Cutting Edge Leeds
Colorectal Carcinoma
Nicol, J
3rd Year Medical Student (2008)
History
- Sex: Male
- D.O.B.: 1924
- Age: 83
- Marital Status: Married
- Employment: Retired joiner
Mode of Admission
Self-referral via ambulance to St James's Hospital Accident & Emergency on 22/02/08.
Presenting Complaint
Patient c/o severe abdominal pain.
History of Presenting Complaint
Prior to admission, the patient had experienced blood-stained diarrhoea and nausea without associated vomiting. The patient stated that he experienced bouts of diarrhoea up to 10 times per day. The patient had recently lost his appetite and has been eating and drinking very little.
Previous Medical History
- 2000 Cystoscopy revealed benign prostatic hypertrophy.

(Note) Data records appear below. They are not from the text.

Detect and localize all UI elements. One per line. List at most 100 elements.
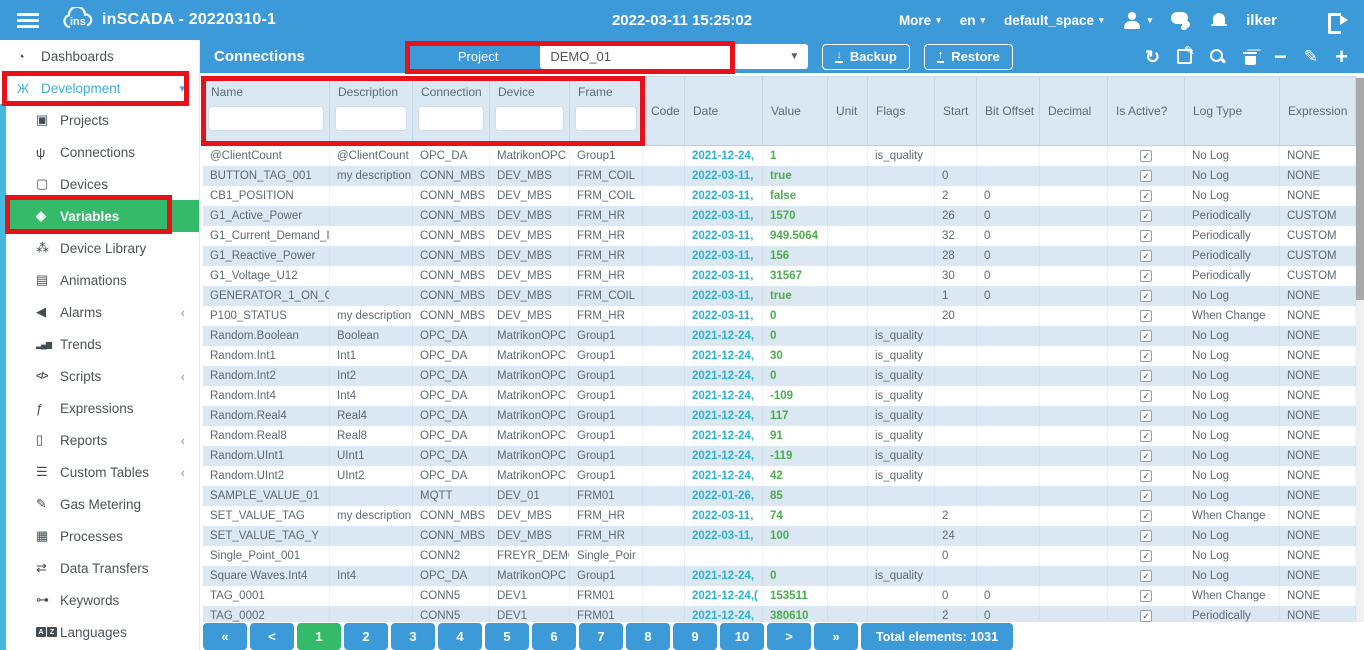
prev-page-button[interactable]: < [250, 623, 294, 650]
page-button-2[interactable]: 2 [344, 623, 388, 650]
table-row[interactable]: CB1_POSITIONCONN_MBSDEV_MBSFRM_COIL2022-… [203, 186, 1356, 206]
table-row[interactable]: GENERATOR_1_ON_OFCONN_MBSDEV_MBSFRM_COIL… [203, 286, 1356, 306]
sidebar-item-connections[interactable]: ψConnections [0, 136, 199, 168]
is-active-checkbox[interactable]: ✓ [1140, 390, 1152, 402]
column-header-is_active[interactable]: Is Active? [1108, 77, 1185, 145]
refresh-icon[interactable]: ↻ [1145, 48, 1160, 66]
is-active-checkbox[interactable]: ✓ [1140, 510, 1152, 522]
is-active-checkbox[interactable]: ✓ [1140, 250, 1152, 262]
table-row[interactable]: G1_Current_Demand_ICONN_MBSDEV_MBSFRM_HR… [203, 226, 1356, 246]
is-active-checkbox[interactable]: ✓ [1140, 570, 1152, 582]
page-button-4[interactable]: 4 [438, 623, 482, 650]
table-row[interactable]: Random.Real8Real8OPC_DAMatrikonOPCGroup1… [203, 426, 1356, 446]
more-menu[interactable]: More▾ [899, 13, 941, 28]
table-row[interactable]: Random.Int1Int1OPC_DAMatrikonOPCGroup120… [203, 346, 1356, 366]
table-row[interactable]: G1_Reactive_PowerCONN_MBSDEV_MBSFRM_HR20… [203, 246, 1356, 266]
page-button-6[interactable]: 6 [532, 623, 576, 650]
is-active-checkbox[interactable]: ✓ [1140, 270, 1152, 282]
sidebar-item-device-library[interactable]: ⁂Device Library [0, 232, 199, 264]
notifications-icon[interactable] [1211, 12, 1227, 29]
next-page-button[interactable]: > [767, 623, 811, 650]
page-button-7[interactable]: 7 [579, 623, 623, 650]
is-active-checkbox[interactable]: ✓ [1140, 430, 1152, 442]
column-header-connection[interactable]: Connection [413, 77, 490, 145]
table-row[interactable]: SET_VALUE_TAGmy descriptionCONN_MBSDEV_M… [203, 506, 1356, 526]
sidebar-item-expressions[interactable]: ƒExpressions [0, 392, 199, 424]
table-row[interactable]: Single_Point_001CONN2FREYR_DEMOSingle_Po… [203, 546, 1356, 566]
filter-input-connection[interactable] [418, 106, 484, 131]
column-header-unit[interactable]: Unit [828, 77, 868, 145]
is-active-checkbox[interactable]: ✓ [1140, 490, 1152, 502]
backup-button[interactable]: ↓ Backup [822, 44, 909, 70]
messages-icon[interactable] [1171, 12, 1192, 28]
column-header-device[interactable]: Device [490, 77, 570, 145]
column-header-code[interactable]: Code [643, 77, 685, 145]
menu-toggle-icon[interactable] [17, 13, 39, 28]
table-row[interactable]: SAMPLE_VALUE_01MQTTDEV_01FRM012022-01-26… [203, 486, 1356, 506]
sidebar-item-keywords[interactable]: ⊶Keywords [0, 584, 199, 616]
sidebar-item-custom-tables[interactable]: ☰Custom Tables‹ [0, 456, 199, 488]
page-button-5[interactable]: 5 [485, 623, 529, 650]
column-header-frame[interactable]: Frame [570, 77, 643, 145]
page-button-1[interactable]: 1 [297, 623, 341, 650]
column-header-expression[interactable]: Expression [1280, 77, 1356, 145]
is-active-checkbox[interactable]: ✓ [1140, 550, 1152, 562]
sidebar-item-data-transfers[interactable]: ⇄Data Transfers [0, 552, 199, 584]
column-header-flags[interactable]: Flags [868, 77, 935, 145]
is-active-checkbox[interactable]: ✓ [1140, 170, 1152, 182]
sidebar-item-dashboards[interactable]: ◔Dashboards [0, 40, 199, 72]
first-page-button[interactable]: « [203, 623, 247, 650]
table-row[interactable]: G1_Active_PowerCONN_MBSDEV_MBSFRM_HR2022… [203, 206, 1356, 226]
add-row-icon[interactable]: + [1335, 49, 1348, 65]
column-header-log_type[interactable]: Log Type [1185, 77, 1280, 145]
is-active-checkbox[interactable]: ✓ [1140, 530, 1152, 542]
edit-table-icon[interactable] [1177, 49, 1192, 64]
profile-menu[interactable]: ▾ [1123, 12, 1153, 29]
sidebar-item-scripts[interactable]: </>Scripts‹ [0, 360, 199, 392]
workspace-menu[interactable]: default_space▾ [1004, 13, 1104, 28]
table-row[interactable]: TAG_0001CONN5DEV1FRM012021-12-24,(153511… [203, 586, 1356, 606]
table-row[interactable]: G1_Voltage_U12CONN_MBSDEV_MBSFRM_HR2022-… [203, 266, 1356, 286]
is-active-checkbox[interactable]: ✓ [1140, 150, 1152, 162]
language-menu[interactable]: en▾ [960, 13, 985, 28]
filter-input-name[interactable] [208, 106, 324, 131]
page-button-3[interactable]: 3 [391, 623, 435, 650]
table-row[interactable]: @ClientCount@ClientCountOPC_DAMatrikonOP… [203, 146, 1356, 166]
table-row[interactable]: P100_STATUSmy descriptionCONN_MBSDEV_MBS… [203, 306, 1356, 326]
vertical-scrollbar-thumb[interactable] [1356, 78, 1364, 300]
sidebar-item-languages[interactable]: AZLanguages [0, 616, 199, 648]
table-row[interactable]: Random.Real4Real4OPC_DAMatrikonOPCGroup1… [203, 406, 1356, 426]
column-header-decimal[interactable]: Decimal [1040, 77, 1108, 145]
table-row[interactable]: Random.Int4Int4OPC_DAMatrikonOPCGroup120… [203, 386, 1356, 406]
sidebar-item-processes[interactable]: ▦Processes [0, 520, 199, 552]
page-button-9[interactable]: 9 [673, 623, 717, 650]
is-active-checkbox[interactable]: ✓ [1140, 370, 1152, 382]
last-page-button[interactable]: » [814, 623, 858, 650]
column-header-start[interactable]: Start [935, 77, 977, 145]
column-header-date[interactable]: Date [685, 77, 763, 145]
sidebar-item-animations[interactable]: ▤Animations [0, 264, 199, 296]
project-select[interactable]: DEMO_01 ▼ [540, 44, 808, 69]
table-row[interactable]: Random.UInt2UInt2OPC_DAMatrikonOPCGroup1… [203, 466, 1356, 486]
logout-icon[interactable] [1328, 12, 1348, 29]
sidebar-item-projects[interactable]: ▣Projects [0, 104, 199, 136]
is-active-checkbox[interactable]: ✓ [1140, 190, 1152, 202]
filter-input-device[interactable] [495, 106, 564, 131]
column-header-description[interactable]: Description [330, 77, 413, 145]
is-active-checkbox[interactable]: ✓ [1140, 410, 1152, 422]
is-active-checkbox[interactable]: ✓ [1140, 450, 1152, 462]
table-row[interactable]: BUTTON_TAG_001my descriptionCONN_MBSDEV_… [203, 166, 1356, 186]
column-header-value[interactable]: Value [763, 77, 828, 145]
column-header-name[interactable]: Name [203, 77, 330, 145]
table-row[interactable]: SET_VALUE_TAG_YCONN_MBSDEV_MBSFRM_HR2022… [203, 526, 1356, 546]
sidebar-item-trends[interactable]: ▂▄▆Trends [0, 328, 199, 360]
sidebar-item-alarms[interactable]: ◀Alarms‹ [0, 296, 199, 328]
filter-input-frame[interactable] [575, 106, 637, 131]
table-row[interactable]: Random.UInt1UInt1OPC_DAMatrikonOPCGroup1… [203, 446, 1356, 466]
table-row[interactable]: Random.Int2Int2OPC_DAMatrikonOPCGroup120… [203, 366, 1356, 386]
delete-icon[interactable] [1243, 49, 1257, 65]
sidebar-item-devices[interactable]: ▢Devices [0, 168, 199, 200]
is-active-checkbox[interactable]: ✓ [1140, 210, 1152, 222]
is-active-checkbox[interactable]: ✓ [1140, 350, 1152, 362]
sidebar-item-gas-metering[interactable]: ✎Gas Metering [0, 488, 199, 520]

- 2001 Sub-total colectomy following diagnosis of T3 N0 colorectal carcinoma.
- 2003 Left inginual hernia repair
- Hypothyroidism
- Parkinson's Disease
- Ischaemic Heart Disease
Family History
No family history of gastrointestinal or hepatobiliary disease.
Social History
Patient lives with his wife who does much of the shopping and cleaning around the house. No social support. 2 to 4 units of alcohol per week. Non-smoker. Never smoked.
Drug History
- Tramadol 50-100 mg QDS (opioid analgesic)
- Paracetamol 1 g QDS (NSAID)
- Oramorph 5-10 ml BD (opioid nalgesic)
- Co-codamol
- Thyroxine
- Allergies: None known
Examination
Patient appeared frail and unwell. Alert and orientated and had just finished eating his lunch.
Pulse Rate: 48 bpm (bradychardia)
Respiration Rate: 14
Blood Pressure: 125/47 (hypotensive)
Hands: Nil of Note. No asterixis
Eyes: Evidence of anaemia
Palpation of supraclavicular, parotid, submandibular and axillary lymph nodes revealed no obvious abnormalities.
Inspection of abdomen revealed no striae, spider naevae or obvious asymmetry.
Operation scar (subtotal colectomy)
Light palpation of 9 abdominal areas revealed extreme tenderness over LUQ.
AAA detected during percussion of abdomen
No bowel sounds detected upon auscultation.
Marked abdominal distention; percussion revealed shifting dullness (ascites ++).
A full examination would have included an examination of the external genitalia, inginual region and a digital rectal exam.
No ankle oedema.
Differential Diagnosis
Provisional diagnosis
Re-occurrence of colorectal carcinoma. Prior colorectal carcinoma is most common aetiology of re-occurrence.
Differential Diagnoses
Caecal volvulus, intussusception, Ogilvie syndrome sigmoid volvulus, bilateral inginual herniae.
Proposed Investigations
- Digital rectal exam
- Faecal occult blood
- Full blood count (assists in diagnosis of anaemia)
- Liver function test (establish if liver metastases present)
- Sigmoidoscopy (obtain biopsy)
- Prothrombin time
- Arterial blood gases
- Urea and Electrolytes (to establish presence of hypokalaemia)
- Abdominal X-Ray
- Chest X-Ray (establish if free air present under diaphragm if perforation present)
Management
Medical
- Analgesia
- Intravenous fluids
- Nasogastric tube
Surgical
If colorectal carcinoma confirmed by biopsy subsequent to sigmoidoscopy/colonoscopy: -
Vital to establish stage and grade of tumour and presence of any metastases to distant organs using Duke's classification.
If carcinoma is operable
- Intravenous urogram prior to surgery to establish possible bladder and ureteric involvement.
- Perioperatively, administration of suitable antibiotics.
- At surgery, resection of tumour with adequate margins to include regional lymph nodes.
- Resection of liver metastases (if present) possible only if less than 5 present.
- Right or left hemicolectomy dependent on site of tumour.
If carcinoma is inoperable
- Intraluminal stents for obstructing cancers
- Surgical bypass for obstructing cancers
- Open resection of tumour
- Palliative chemotherapy (5-Fluorouracil and/or Levamisole to palliate liver metastases).